Thursday, June 27, 2013
C1.23 (Oudemanhuispoort)
Janne Jensen , Aarhus University
Attempting to elucidate the tension between Europeanisation and globalisation, this study challenges work which studies Europeanisation as a purely political concept; essentially representing a new idea of what constitutes a 'European' by studying mobile practices in the European field. The linkage between Europeanised practices and identifications with the EU however is not a straight forward line as these practices could be perceived as globalisation or internationalisation.
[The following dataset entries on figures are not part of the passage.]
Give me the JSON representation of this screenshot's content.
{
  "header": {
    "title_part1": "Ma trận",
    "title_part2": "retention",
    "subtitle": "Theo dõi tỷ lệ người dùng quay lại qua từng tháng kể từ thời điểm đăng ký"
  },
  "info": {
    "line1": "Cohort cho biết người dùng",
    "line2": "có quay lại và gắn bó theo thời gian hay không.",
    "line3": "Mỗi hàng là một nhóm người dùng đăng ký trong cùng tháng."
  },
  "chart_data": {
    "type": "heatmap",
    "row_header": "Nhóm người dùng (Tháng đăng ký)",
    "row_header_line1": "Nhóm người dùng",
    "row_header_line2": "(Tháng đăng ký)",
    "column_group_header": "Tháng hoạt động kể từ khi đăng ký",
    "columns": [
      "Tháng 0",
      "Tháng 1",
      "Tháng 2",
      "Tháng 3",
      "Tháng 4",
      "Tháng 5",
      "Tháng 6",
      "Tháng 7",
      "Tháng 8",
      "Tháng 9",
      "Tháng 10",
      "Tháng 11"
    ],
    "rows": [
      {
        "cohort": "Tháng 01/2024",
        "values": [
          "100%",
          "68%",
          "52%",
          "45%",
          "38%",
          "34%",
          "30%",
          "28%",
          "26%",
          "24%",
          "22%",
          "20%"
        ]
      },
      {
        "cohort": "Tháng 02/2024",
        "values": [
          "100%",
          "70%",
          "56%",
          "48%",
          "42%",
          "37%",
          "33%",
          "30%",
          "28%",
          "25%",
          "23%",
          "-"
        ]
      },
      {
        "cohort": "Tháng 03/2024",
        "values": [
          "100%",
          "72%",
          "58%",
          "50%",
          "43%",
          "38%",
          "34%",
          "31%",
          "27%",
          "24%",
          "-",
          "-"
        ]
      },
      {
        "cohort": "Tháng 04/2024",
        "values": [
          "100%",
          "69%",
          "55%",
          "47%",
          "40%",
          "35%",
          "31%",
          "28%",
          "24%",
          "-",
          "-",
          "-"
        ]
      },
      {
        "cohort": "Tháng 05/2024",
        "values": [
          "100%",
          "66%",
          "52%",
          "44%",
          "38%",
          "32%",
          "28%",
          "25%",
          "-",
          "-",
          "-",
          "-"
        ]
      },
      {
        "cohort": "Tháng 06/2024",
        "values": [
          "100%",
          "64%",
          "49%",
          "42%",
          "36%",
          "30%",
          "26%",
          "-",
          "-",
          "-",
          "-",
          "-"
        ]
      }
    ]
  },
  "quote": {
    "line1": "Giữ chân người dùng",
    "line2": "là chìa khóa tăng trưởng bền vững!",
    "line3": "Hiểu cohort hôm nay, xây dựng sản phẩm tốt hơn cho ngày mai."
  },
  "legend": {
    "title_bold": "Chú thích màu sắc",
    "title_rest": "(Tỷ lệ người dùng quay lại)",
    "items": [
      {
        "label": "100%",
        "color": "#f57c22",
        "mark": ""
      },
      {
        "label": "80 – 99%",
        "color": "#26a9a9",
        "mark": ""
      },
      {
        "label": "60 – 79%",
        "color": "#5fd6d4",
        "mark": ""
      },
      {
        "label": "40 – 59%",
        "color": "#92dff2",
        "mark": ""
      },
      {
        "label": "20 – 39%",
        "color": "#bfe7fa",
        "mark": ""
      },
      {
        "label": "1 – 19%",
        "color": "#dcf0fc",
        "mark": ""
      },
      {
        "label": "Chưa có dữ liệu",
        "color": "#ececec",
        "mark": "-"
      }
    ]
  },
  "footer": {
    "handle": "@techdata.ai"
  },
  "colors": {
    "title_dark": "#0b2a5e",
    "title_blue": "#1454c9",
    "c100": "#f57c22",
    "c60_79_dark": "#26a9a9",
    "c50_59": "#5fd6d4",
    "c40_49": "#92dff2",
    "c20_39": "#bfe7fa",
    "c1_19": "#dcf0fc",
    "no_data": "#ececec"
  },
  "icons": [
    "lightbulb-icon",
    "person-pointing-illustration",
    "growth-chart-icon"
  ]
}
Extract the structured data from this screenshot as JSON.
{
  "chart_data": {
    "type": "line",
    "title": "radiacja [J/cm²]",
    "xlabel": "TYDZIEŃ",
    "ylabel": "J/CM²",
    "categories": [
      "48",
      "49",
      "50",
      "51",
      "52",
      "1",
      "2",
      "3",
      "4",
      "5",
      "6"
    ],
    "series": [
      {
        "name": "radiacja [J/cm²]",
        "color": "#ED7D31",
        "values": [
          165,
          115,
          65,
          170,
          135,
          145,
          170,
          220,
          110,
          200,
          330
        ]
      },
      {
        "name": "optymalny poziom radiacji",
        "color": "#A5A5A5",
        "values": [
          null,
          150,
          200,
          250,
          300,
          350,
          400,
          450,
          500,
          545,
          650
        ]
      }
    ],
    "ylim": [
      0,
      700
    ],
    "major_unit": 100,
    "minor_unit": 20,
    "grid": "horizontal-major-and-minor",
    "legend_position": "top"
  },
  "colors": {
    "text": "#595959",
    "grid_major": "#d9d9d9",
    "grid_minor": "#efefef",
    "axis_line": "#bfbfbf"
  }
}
By drawing on the concept of cosmopolitanism and defining it as a transformation of self-perception and new social imaginaries, EU governance can be seen as a catalyst of such a cosmopolitanism that is specific to the European internal space: Cosmopolitan currents are evident in globalisation, but particularly articulated in processes of Europeanisation and globalisation can be seen as the regional context in which Europeanisation operates. This study operationalises the question of cosmopolitanism within the European Union with a case study on international high school education in the Danish city of Aarhus. It aims to examine Danish international students’ everyday stories of belonging, mobile practices and lived experiences and thereby detecting and mapping how cosmopolitanism is locally nested. Such cosmopolitan conditions are found in the local as a reflexive respond to the global; in this case using qualitative methods such as in-depth interviews and focus groups. Data shows that cosmopolitanism self-perceptions does exist, particular as a social disposition, in their strategic planning of the future and in stories of distinction, in the way young students distance themselves from certain localities and narrow ideas of belonging.